There are ten scenes in all, each with a description of what
the scene is about, where it would have been in the movie,
and why it was dropped. Many of these scenes are character
development, which would have been very interesting had they
been left in the movie. The most notable of the deleted
scenes is the "cocoon" scene, which gave a more in-depth
look at the alien life cycle. This scene includes
commentary from Scott.
Also included is a very extensive series of artwork and
photo galleries. Included in this very extensive section
are subsections of conceptual art, storyboards, production
photos, and promotional art and photos. I especially enjoy
when photos of promotional art is included, as it gives me a
deeper sense of how the movie's marketing plan developed and
eventually came to fruition.
Next are two separate isolated audio tracks that are
really quite different in nature. The first is the isolated
audio of the original film score by Jerry Goldsmith, and the
score is very appropriate for a movie of this type, almost
haunting at times. The other is very unique, a track of
alternate music, and production sound directly from the film
set. It is nothing short of amazing that this has survived
for this long, and it is definitely an interesting listen.

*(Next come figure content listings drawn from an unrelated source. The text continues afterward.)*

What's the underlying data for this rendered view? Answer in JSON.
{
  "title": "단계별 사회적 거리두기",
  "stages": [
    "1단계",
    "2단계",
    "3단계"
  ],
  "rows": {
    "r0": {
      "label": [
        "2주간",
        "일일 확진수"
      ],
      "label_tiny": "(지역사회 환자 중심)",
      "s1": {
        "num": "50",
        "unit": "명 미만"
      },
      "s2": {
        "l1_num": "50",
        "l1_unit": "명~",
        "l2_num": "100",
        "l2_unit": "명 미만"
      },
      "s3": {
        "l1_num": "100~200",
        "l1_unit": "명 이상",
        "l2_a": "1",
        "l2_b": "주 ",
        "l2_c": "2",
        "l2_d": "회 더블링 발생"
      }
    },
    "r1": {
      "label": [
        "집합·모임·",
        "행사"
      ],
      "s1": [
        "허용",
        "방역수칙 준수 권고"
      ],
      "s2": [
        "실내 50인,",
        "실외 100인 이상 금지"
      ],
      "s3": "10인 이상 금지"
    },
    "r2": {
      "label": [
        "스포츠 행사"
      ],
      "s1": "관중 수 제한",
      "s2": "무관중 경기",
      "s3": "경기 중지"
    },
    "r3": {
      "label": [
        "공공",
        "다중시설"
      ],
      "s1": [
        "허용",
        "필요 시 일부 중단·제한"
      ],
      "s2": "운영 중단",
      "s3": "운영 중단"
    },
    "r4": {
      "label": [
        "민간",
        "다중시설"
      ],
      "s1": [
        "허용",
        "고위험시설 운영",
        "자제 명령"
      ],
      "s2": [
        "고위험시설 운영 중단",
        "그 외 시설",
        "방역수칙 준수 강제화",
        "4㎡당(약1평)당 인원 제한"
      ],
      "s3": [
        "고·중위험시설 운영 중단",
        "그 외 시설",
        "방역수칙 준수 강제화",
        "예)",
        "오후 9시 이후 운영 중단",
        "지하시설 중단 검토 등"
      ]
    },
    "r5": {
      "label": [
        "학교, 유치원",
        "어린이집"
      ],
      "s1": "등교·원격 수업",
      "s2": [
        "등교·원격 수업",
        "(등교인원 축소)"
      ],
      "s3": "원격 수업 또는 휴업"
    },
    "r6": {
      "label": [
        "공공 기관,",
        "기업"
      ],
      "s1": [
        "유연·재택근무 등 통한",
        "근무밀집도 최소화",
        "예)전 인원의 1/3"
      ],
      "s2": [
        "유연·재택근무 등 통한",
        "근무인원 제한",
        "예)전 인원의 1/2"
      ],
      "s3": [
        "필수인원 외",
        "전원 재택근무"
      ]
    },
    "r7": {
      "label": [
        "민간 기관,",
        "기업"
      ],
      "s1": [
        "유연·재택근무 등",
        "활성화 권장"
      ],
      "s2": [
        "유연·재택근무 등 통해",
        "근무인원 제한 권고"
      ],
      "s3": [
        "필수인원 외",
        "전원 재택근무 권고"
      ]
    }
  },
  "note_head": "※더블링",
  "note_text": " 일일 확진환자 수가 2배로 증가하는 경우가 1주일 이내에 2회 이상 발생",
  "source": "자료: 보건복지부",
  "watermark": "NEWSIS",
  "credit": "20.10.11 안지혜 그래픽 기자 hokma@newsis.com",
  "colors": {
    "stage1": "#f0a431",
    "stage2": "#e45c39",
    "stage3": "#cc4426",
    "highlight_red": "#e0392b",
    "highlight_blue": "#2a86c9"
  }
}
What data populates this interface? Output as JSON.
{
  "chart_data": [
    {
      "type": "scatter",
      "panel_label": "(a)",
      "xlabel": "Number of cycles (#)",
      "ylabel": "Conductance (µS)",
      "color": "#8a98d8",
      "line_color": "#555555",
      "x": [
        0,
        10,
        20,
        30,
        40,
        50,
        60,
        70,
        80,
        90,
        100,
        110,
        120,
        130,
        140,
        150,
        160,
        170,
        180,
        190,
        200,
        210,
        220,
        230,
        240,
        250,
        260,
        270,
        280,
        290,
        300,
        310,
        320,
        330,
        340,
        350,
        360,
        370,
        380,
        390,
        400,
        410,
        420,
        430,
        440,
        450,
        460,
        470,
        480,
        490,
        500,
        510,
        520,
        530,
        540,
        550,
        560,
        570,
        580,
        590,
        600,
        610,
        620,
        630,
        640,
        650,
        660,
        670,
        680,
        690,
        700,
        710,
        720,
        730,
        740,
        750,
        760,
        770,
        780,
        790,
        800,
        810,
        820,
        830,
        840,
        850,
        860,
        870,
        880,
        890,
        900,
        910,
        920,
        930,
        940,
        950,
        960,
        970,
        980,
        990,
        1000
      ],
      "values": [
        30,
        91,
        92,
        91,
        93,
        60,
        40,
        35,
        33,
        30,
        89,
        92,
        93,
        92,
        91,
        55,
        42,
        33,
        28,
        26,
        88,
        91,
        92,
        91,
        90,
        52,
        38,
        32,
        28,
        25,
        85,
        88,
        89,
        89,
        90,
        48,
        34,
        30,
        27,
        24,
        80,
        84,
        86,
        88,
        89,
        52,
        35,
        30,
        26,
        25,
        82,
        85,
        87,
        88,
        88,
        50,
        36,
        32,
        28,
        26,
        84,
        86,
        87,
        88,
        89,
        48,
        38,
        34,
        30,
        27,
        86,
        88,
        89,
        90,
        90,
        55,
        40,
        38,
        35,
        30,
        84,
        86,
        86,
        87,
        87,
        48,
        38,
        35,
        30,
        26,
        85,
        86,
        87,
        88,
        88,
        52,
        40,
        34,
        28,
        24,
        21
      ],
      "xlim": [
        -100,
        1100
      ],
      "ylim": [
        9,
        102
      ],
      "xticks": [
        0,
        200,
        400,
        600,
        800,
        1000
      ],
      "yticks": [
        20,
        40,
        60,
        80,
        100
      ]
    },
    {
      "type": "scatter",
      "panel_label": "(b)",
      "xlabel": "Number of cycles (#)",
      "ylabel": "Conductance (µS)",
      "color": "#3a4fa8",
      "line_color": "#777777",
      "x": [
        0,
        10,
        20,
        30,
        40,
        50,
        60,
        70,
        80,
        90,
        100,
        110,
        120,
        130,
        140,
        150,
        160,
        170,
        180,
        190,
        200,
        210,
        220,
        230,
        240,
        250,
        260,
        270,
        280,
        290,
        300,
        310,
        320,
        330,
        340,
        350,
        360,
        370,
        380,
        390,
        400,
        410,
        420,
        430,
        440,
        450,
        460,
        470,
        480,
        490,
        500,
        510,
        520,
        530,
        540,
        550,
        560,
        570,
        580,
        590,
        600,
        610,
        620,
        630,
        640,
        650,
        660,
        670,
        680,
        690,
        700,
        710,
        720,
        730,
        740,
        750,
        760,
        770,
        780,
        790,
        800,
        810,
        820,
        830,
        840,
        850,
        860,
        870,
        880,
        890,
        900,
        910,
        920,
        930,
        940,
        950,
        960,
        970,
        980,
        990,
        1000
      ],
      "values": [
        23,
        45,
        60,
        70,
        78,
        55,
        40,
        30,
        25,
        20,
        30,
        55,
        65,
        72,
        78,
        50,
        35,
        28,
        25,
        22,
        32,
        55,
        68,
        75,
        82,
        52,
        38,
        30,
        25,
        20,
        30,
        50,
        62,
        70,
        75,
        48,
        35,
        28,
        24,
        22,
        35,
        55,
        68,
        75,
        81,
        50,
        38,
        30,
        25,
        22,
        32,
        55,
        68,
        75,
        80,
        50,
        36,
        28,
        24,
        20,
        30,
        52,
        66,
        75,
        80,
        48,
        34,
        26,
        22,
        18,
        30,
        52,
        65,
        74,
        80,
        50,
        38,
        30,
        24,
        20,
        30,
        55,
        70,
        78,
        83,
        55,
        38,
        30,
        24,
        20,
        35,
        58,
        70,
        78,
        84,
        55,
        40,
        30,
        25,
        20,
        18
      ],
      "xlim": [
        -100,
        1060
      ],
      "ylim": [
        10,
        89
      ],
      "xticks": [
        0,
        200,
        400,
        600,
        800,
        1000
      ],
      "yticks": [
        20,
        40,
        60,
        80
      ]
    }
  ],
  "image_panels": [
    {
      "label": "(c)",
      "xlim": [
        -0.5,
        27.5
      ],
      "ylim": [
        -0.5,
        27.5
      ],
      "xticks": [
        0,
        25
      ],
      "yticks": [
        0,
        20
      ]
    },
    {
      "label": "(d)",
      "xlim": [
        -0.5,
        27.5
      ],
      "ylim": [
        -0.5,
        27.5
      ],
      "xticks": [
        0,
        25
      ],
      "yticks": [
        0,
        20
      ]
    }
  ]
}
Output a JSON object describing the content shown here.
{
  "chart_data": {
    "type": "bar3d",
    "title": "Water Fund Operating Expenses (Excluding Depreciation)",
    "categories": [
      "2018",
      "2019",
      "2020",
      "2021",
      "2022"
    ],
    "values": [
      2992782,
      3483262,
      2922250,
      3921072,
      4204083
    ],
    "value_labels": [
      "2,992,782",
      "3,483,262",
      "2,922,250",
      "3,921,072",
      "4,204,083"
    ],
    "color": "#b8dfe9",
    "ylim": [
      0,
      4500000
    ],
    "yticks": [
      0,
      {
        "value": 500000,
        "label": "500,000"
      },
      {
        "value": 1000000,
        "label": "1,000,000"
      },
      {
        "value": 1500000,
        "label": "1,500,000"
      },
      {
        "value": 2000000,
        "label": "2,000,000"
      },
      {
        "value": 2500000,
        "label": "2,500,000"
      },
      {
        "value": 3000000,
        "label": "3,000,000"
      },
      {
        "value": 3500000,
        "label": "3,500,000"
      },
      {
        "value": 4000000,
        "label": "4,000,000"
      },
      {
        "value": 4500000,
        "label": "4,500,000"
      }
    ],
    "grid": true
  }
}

There are two outtakes included, which differ from the
deleted scenes because they are much more raw in nature, and
would arguably have added much less to the film than the
deleted scenes. In the case of one of the outtakes, it also
would have violated a previously established plot point.
Wrapping up the special features are two trailers and a
pair of TV spots, all of which are great for their sheer
nostalgia value. These ads all seemingly differ from those
of today in that they reveal almost nothing of the movie,
while still building the hype for the movie.
There are also a couple of interesting Easter eggs hidden
within the special features, but I'll let you all discover
those for yourselves.
Finally, I'd be remiss if I didn't mention the great
booklet included with the movie. I love special features on
the disc itself, but I also think very highly of the studios
that take the time to develop a booklet with more
information. The booklet includes cast bios and a message
from Ridley Scott, and is a considerable step up from the
one-sheet insert with chapter stops that most movies
I wasn't overly thrilled with this movie the first time I
saw it, but after a repeat viewing and a commentary, it
definitely grew on me. If you're expecting a horror/ sci-fi
movie along today's lines, you'll be disappointed, but if
you're looking for a suspense movie, this one definitely
fits the bill. If you're a supplements buff, this one also
holds up there. If you like the movie and don't own it on
DVD, definitely buy it. You won't be disappointed.
Otherwise, a rental is in order, and the features may push
it over the edge for you. Mild recommendation.